48 Key Per Key RGB - Rainbow Cat Vomit 1.2 PCB

  • 4x12 matrix
  • Per key RGB reactive lighting
  • Powered by two Pro Micros
  • TMK on first Pro Micro, same firmware as the Gnap!
  • Arduino sketch running on second Pro Micro
  • 48 WS2812B LEDs
  • Matias click switches with clear body
  • 1.2mm PCB
  • 1.2mm top plate
  • 1.6mm bottom plate
  • 19.05mm switch spacing. Not compatible with the Planck
  • M2 11mm spacers
  • 0805 0.1 uf capacitors
Full RGB 48 key Alps ortholinear keyboard. This uses the same firmware as the Gnap! which uses the serial port to communicate with the second Pro Micro which is controlling the LEDs. Instead of a single color LED matrix on the Gnap!, the second controller is connected to a string of WS2812B LEDs.

The WS2812B LEDs fit snugly in the cutouts. Tiny solder bridges connect the LEDs to the PCB. 1.2mm PCB was used to make the bridging easier. With 1.6mm PCB the LED sits low in the cutout and the solder bridge was difficult to form. It works just like the 30% MX RGB board, but with Alps there is no center switch stem and the LED could be placed closer to the center of the switch.

The only problem in assembly is the sockets for the Pro Micros. The Alps switch is wider than an MX switch. The pins from the socket touch the edges of the switch. The pins need to be trimmed as short as possible and soldered as flush to the surface as possible. I also ground the edges of the switch down a little so that they would sit flat against the PCB over the pins.

Running the LEDs at 1/4 power it draws about 400mA in a full rainbow display. The Adafruit Neopixel library lets you set the maximum brightness. Potentially I could plug in both Pro Micro's at the same time to provide more double the current, though it is already quite bright at 1/4 power.

Currently deciding on revising the PCB with the Pro Micros rotated like on the Gnap!. This would remove the problem with the socket pins.
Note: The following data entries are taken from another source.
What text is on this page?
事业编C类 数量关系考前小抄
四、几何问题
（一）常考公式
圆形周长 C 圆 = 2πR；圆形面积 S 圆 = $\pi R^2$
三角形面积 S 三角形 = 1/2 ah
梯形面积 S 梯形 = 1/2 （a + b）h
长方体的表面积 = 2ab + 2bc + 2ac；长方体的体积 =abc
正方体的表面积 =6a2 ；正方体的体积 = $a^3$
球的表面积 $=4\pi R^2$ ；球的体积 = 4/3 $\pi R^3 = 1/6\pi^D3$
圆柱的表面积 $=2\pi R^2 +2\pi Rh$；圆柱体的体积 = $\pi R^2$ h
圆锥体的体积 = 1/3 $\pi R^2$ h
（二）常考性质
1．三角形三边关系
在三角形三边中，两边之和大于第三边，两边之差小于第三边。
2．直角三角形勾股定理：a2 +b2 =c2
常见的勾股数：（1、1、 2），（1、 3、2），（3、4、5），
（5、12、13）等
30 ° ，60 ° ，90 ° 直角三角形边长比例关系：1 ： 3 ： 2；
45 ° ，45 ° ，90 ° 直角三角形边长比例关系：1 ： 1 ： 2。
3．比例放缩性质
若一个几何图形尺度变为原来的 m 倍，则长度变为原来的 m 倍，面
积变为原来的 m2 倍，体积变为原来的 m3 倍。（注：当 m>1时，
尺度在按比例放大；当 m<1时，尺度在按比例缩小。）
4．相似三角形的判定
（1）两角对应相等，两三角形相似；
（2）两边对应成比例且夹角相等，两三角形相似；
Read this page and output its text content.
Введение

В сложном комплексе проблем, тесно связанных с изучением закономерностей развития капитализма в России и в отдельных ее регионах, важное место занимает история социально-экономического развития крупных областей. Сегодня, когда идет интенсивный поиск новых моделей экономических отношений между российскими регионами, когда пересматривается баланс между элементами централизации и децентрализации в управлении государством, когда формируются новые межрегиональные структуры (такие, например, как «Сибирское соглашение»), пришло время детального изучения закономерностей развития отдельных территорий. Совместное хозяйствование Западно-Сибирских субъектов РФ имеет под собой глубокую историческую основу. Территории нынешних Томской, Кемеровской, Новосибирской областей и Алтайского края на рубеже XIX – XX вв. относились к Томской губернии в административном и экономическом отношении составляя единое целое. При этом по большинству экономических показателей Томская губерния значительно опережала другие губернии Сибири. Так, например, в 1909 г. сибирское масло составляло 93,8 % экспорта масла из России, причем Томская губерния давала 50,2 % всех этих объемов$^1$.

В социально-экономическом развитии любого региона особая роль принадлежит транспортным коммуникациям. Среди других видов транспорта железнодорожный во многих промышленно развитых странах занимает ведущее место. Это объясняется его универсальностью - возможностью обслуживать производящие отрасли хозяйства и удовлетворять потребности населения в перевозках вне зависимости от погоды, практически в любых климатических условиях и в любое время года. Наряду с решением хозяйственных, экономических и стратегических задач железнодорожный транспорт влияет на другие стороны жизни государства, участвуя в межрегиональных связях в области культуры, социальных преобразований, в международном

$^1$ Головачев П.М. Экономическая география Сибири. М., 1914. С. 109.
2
Would have to either plug in from the side, or run a pigtail to a USB connector on the back like on the Gnap!.
One of the color patterns programmed in the the Pro Micro running an Arduino sketch. You can see more of them in the video at the bottom of the post.

The top PCB plate was originally green but I sanded it down to the bare FR4 material.

The schematic showing the switch matrix with the WS2812B LEDs integrated.

Front and back of the PCB. On the top you can see how the pins of the socket overlap the white outline of the switches.

Side view showing the two Pro Micros. The one on the left os running TMK, the one on the right is running the Arduino sketch.

11mm brass spacers.

The Pro Micro running TMK. You can see how the pins from the socket would interfere with the switch if they were not trimmed.

The Pro Micro running the RGB Arduino sketch.

Random LED output. There is also an interactive mode that lights up the switches as they are pressed and then fade. There are many WS2812B effects libraries for the Arduino.